Around the same time, Tesla said it expected Dojo to be one of the top five most powerful supercomputers by February 2024 — a feat that has yet to be publicly disclosed, leaving us doubtful that it has occurred.
The company also said it expects Dojo’s total compute to reach 100 exaflops in October 2024. (1 exaflop is equal to 1 quintillion computer operations per second. To reach 100 exaflops and assuming that one D1 can achieve 362 teraflops, Tesla would need more than 276,000 D1s, or around 320,500 Nvidia A100 GPUs.)
Tesla also pledged in January 2024 to
spend $500 million to build a Dojo supercomputer at its gigafactory in Buffalo, New York.
In May 2024,
Musk noted that the rear portion of Tesla’s Austin gigafactory will be reserved for a “super dense, water-cooled supercomputer cluster.”

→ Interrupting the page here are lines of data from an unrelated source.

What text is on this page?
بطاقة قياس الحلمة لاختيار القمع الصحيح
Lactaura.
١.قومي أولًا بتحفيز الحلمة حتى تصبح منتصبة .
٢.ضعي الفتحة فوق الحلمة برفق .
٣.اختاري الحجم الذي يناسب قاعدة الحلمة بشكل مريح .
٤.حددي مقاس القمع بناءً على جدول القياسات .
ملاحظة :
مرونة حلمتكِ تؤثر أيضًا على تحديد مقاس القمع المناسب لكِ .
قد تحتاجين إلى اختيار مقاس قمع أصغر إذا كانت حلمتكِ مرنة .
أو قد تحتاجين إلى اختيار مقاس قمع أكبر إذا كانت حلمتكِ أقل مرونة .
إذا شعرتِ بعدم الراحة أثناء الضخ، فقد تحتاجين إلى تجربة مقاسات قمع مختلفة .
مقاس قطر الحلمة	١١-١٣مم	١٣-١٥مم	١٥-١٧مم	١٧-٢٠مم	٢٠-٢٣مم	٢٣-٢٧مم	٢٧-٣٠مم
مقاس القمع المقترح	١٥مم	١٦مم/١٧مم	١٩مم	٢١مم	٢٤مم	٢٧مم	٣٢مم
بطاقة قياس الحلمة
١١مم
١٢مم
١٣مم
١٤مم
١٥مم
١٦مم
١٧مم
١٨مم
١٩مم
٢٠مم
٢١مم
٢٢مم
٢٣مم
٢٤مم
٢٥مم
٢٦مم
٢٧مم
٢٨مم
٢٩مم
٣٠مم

Just after Tesla’s second-quarter earnings call, Musk
posted on X that the automaker’s AI team is using Tesla HW4 AI computer (renamed AI4), which is the hardware that lives on Tesla vehicles, in the training loop with Nvidia GPUs. He noted that the breakdown is roughly 90,000 Nvidia H100s plus 40,000 AI4 computers.
“And Dojo 1 will have roughly 8k H100-equivalent of training online by end of year,” he continued. “Not massive, but not trivial either.”